Après quelques vues historiques, la réflexion est centrée sur Nerval, Rimbaud, et bien sûr Mallarmé. Le « spirituel histrion » (Divagations) présente toutes les qualités, plus quelques autres caractéristiques, pour donner matière aux investigations les plus fines de la critique littéraire. En s’appuyant sur un texte de jeunesse « L’art pour tous » (sic), Émilie Noulet montre combien le Poète des Mardis s’efforçait de rendre au langage écrit un fonds cultuel, et par quels effets syntaxiques et plastiques cette liturgie se voulait moderne. Au passage, elle mentionne « les avantages de la jouissance retardée » comme dénominateur commun aux auteurs de cette trempe – ce dont la connotation érotique n’étonnera évidemment personne…

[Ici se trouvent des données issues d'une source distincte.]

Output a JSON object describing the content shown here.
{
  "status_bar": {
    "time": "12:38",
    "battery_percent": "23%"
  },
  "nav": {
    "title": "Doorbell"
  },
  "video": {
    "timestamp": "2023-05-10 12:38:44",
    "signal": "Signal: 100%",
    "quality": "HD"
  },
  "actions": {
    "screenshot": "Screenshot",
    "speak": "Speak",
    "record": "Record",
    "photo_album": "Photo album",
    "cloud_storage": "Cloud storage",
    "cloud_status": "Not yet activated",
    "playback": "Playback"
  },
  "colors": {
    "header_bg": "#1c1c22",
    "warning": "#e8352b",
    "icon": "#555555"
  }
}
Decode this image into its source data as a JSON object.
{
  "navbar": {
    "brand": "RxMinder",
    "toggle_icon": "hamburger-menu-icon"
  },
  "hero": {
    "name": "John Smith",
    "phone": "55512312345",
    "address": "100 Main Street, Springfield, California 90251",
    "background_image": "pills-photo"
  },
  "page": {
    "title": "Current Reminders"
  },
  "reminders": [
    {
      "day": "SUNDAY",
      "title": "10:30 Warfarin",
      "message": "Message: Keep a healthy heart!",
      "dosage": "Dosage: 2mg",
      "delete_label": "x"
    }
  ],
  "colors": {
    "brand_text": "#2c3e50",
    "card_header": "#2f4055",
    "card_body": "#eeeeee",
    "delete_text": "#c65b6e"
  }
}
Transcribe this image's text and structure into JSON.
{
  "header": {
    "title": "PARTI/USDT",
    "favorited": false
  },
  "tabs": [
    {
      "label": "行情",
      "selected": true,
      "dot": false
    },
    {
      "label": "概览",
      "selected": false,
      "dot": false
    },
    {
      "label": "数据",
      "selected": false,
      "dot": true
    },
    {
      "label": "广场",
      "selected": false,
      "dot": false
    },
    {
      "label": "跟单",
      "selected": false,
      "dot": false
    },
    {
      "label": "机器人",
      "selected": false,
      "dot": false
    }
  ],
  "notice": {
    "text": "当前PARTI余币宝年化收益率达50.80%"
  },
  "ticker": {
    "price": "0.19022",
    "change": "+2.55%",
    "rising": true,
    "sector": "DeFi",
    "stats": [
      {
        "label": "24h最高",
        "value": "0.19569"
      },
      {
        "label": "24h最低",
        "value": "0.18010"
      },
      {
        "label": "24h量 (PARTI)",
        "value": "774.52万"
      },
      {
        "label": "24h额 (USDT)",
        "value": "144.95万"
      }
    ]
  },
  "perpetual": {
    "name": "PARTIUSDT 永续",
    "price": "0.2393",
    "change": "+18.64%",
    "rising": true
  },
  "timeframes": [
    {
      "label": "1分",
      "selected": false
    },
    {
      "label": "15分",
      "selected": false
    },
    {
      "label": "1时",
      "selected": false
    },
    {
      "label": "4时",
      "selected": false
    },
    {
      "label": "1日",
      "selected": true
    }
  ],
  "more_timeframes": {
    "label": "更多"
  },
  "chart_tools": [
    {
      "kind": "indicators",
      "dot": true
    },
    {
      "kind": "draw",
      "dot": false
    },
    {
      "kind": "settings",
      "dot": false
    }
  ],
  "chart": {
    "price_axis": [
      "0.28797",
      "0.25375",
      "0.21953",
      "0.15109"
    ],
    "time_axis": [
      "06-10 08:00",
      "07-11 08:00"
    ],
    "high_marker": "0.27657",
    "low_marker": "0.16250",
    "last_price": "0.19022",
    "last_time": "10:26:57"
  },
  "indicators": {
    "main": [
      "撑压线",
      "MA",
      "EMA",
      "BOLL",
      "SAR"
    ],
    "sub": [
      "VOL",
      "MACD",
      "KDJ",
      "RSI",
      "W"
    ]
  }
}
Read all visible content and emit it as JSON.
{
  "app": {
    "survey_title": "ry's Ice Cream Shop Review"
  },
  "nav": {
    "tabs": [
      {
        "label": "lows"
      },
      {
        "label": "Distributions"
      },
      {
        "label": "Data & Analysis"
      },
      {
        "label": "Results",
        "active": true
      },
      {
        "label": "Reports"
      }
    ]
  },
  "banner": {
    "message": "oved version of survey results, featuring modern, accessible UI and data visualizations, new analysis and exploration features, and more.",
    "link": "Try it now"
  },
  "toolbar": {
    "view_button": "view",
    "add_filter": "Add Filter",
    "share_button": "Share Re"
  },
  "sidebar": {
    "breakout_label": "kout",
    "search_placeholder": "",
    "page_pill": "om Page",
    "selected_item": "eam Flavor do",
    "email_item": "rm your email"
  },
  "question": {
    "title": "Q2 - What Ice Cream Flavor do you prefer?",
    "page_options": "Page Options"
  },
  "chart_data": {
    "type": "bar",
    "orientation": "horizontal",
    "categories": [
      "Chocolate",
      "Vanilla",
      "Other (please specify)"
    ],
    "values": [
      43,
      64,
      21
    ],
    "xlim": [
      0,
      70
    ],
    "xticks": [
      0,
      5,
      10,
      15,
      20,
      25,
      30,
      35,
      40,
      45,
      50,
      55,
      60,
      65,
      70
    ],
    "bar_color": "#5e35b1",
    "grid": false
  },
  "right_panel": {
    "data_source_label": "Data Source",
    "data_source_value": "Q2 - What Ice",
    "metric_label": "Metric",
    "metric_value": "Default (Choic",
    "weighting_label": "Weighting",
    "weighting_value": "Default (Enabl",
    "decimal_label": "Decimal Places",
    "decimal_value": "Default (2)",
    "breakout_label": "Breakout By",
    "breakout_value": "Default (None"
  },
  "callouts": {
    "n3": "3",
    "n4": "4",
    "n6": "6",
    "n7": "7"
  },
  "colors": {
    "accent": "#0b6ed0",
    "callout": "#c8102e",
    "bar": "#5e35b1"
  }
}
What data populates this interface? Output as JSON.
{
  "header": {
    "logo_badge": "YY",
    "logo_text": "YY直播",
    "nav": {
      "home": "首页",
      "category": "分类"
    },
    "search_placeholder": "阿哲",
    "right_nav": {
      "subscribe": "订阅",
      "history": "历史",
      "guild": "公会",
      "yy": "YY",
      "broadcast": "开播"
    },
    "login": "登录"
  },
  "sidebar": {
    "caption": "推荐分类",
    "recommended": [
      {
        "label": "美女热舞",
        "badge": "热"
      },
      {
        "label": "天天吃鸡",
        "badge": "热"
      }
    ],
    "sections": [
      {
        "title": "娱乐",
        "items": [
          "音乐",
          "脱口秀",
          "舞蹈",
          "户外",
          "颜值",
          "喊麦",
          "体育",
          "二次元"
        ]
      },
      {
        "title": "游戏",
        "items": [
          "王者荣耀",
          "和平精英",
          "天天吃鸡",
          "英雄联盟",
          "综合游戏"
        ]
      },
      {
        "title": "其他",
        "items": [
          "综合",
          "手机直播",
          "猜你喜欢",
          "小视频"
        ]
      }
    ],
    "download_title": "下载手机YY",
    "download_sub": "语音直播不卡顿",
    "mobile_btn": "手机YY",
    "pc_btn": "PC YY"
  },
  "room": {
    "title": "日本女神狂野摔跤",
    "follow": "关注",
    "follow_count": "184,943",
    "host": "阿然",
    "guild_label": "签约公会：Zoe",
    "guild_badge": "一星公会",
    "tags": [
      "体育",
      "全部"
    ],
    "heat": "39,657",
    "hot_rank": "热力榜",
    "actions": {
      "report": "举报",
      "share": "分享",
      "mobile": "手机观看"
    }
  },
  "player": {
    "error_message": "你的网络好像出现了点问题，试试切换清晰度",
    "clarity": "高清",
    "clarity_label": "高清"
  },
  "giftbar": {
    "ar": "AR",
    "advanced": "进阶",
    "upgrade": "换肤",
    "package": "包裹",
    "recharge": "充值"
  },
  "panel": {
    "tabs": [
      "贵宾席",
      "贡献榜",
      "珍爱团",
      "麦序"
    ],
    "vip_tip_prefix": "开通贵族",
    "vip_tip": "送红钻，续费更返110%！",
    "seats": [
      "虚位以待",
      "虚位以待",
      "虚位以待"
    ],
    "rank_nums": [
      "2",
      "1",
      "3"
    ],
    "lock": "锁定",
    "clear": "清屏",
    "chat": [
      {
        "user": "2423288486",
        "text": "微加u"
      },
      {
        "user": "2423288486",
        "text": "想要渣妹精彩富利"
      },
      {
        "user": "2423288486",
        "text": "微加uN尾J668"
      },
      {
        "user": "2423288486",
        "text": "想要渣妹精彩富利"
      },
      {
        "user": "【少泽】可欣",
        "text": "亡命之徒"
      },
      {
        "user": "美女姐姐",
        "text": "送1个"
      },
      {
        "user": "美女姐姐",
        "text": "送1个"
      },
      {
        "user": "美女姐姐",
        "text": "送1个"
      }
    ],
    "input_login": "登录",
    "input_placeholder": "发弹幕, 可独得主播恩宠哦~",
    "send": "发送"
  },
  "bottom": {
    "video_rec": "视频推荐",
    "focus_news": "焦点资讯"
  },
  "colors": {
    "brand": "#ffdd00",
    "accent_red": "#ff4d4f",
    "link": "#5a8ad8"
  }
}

Enseignante, académicienne – elle y a côtoyé du beau linge – elle n’en avait pas moins l’esprit ouvert. Ouvert, par exemple, aux délectables machinations d’ontologie amusante d’un Jean Tardieu. Le volume qu’elle lui a consacré fait partie d’une célèbre collection aux airs carrés. Il fleure la sympathie sans complaisance et l’intelligence jamais grandiloquente qui apparaissent en filigrane dans les travaux de cette dame de lettres. D’ailleurs lisez : « On ne voit pas pourquoi la poésie ne serait pas, à l’occasion, un plaisir même bruyant ; et pourquoi ce plaisir-là serait tenu pour moins profond et moins humain que la transe angoissée. Tant que l’on rit, quelque chose en nous reste invaincu ; en des temps menacés, il importe de sauver la gaieté »[3].
Daniel Meyer
[1] « Le Cyprès », dans L’obra de Josep Carner, Barcelone, Editorial Selecta, 1959.
[2] « Carner en Bruselas », par Juan Ortega Costa.
[3] Émilie NOULET, Jean Tardieu, Paris, Seghers, coll. « Poètes d’aujourd’hui », 1964.